Nun zu Sexismus und sexualisierter Gewalt als Praktiken von staatlichen
Zwangsinstitutionen, wie der Polizei und der Armee:
Sexismus und sexualisierte Gewalt und speziell Vergewaltigungen sind u.a.
in Kriegssituationen als bewusst eingesetztes und z.T. befohlenes Mittel
der Zerstörung, Machtausübung und Demütigung des so genannten Feindes
bekannt. Doch auch in so genannten Friedenszeiten wird strukturelle Gewalt
durch Sexismus und sexualisierte Gewalt hergestellt. Im herrschenden
Diskus wird immer wieder suggeriert, dass es sich bei sexualisierter
Gewalt und Vergewaltigung um Ausnahmezustände und exponierte Einzelfälle
handelt. Die Realität ist jedoch, dass Sexismus und sexualisierte Gewalt
ein alltäglicher Zustand sind, also der Regelfall. Sexismus und
sexualisierte Gewalt wirkt in diesem Zusammenhang wie eine Waffe und ist
ein gezielt eingesetztes Mittel der Gewaltanwendung und Unterwerfung. Dies
hat Kontinuität, so ist z.B. in Genua nach dem Überfall auf die
Diaz-Schule mehreren Frauen mit Vergewaltigung gedroht worden.

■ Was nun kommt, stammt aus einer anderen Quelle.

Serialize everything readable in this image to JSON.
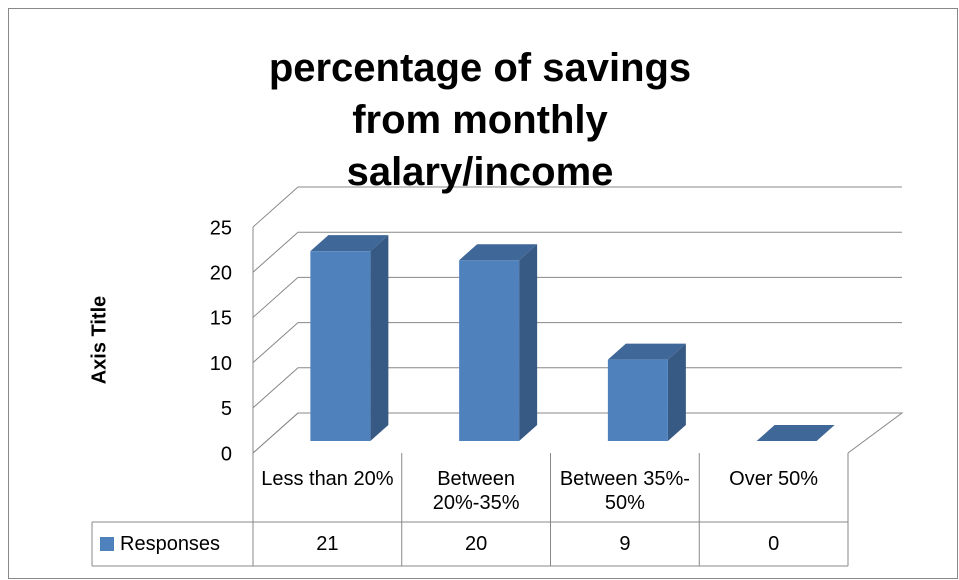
{
  "chart_data": {
    "type": "bar3d",
    "title": "percentage of savings from monthly salary/income",
    "y_axis_label": "Axis Title",
    "categories": [
      "Less than 20%",
      "Between 20%-35%",
      "Between 35%- 50%",
      "Over 50%"
    ],
    "series": [
      {
        "name": "Responses",
        "color": "#4f81bd",
        "values": [
          21,
          20,
          9,
          0
        ]
      }
    ],
    "ylim": [
      0,
      25
    ],
    "yticks": [
      0,
      5,
      10,
      15,
      20,
      25
    ],
    "grid": true,
    "data_table": true
  }
}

Sexualisierte Gewalt übergeht das Selbstbestimmungsrecht der betroffenen
Personen völlig. Es greift die körperliche und psychische Integrität an
und wirkt traumatisierend.
Zu der schrecklichen Erfahrung von Gewalt, Ohnmacht und Demütigung kommt
für Opfer sexueller Gewalt zusätzlich die Belastung durch eigene Gefühle
von Scham und Schuld mit denen Betroffene meist zu kämpfen haben. Darüber
hinaus ist es bis heute ein ungeheures Stigma, sich selbst als Opfer
sexualisierte Gewalt zu bezeichnen. Also den Schritt zu gehen sich selbst
darin wahrzunehmen, die Gewalterfahrung zu formulieren, zu politisieren,
Täter zu benennen und anzuklagen. Aus all diesen Gründen kann
sexualisierte Gewalt öffentlich meist nicht als solche benannt werden. Es
sind enorme Ressourcen wie Unterstützung durch Freund_innen,
Beratungsstellen oder Unterstützer_innen-Kreise nötig, um diesen Schritt
der Benennung zu wagen. Doch selbst wenn die Betroffene die Kraft findet,
über das Erlebte zu sprechen, kommt es meist zu sekundärer Viktimisierung,
also zu weiteren Verletzungen in Folge. Zu dieser Belastung, immer wieder
über traumatische Erlebnisse sprechen zu müssen, kommen die meist
katastrophalen Reaktionen von Aussen hinzu: Entweder wird der Frau nicht
geglaubt, es werden detaillierte Informationen eingefordert, ihr wird eine
Mitschuld zugewiesen oder sie wird pathologisiert, d.h. als krank,
verrückt oder hysterisch diffamiert.
Dies sind u.a. Gründe, warum es Betroffene nicht wagen rechtliche Schritte
einzuleiten. Sei es, dass bei ihnen der Glaube an das Rechtssystem
erschüttert ist oder sie sich nicht stark genug fühlen, diesen Weg gehen
zu können oder sie der Stigmatisierung durch andere zu entgehen versuchen.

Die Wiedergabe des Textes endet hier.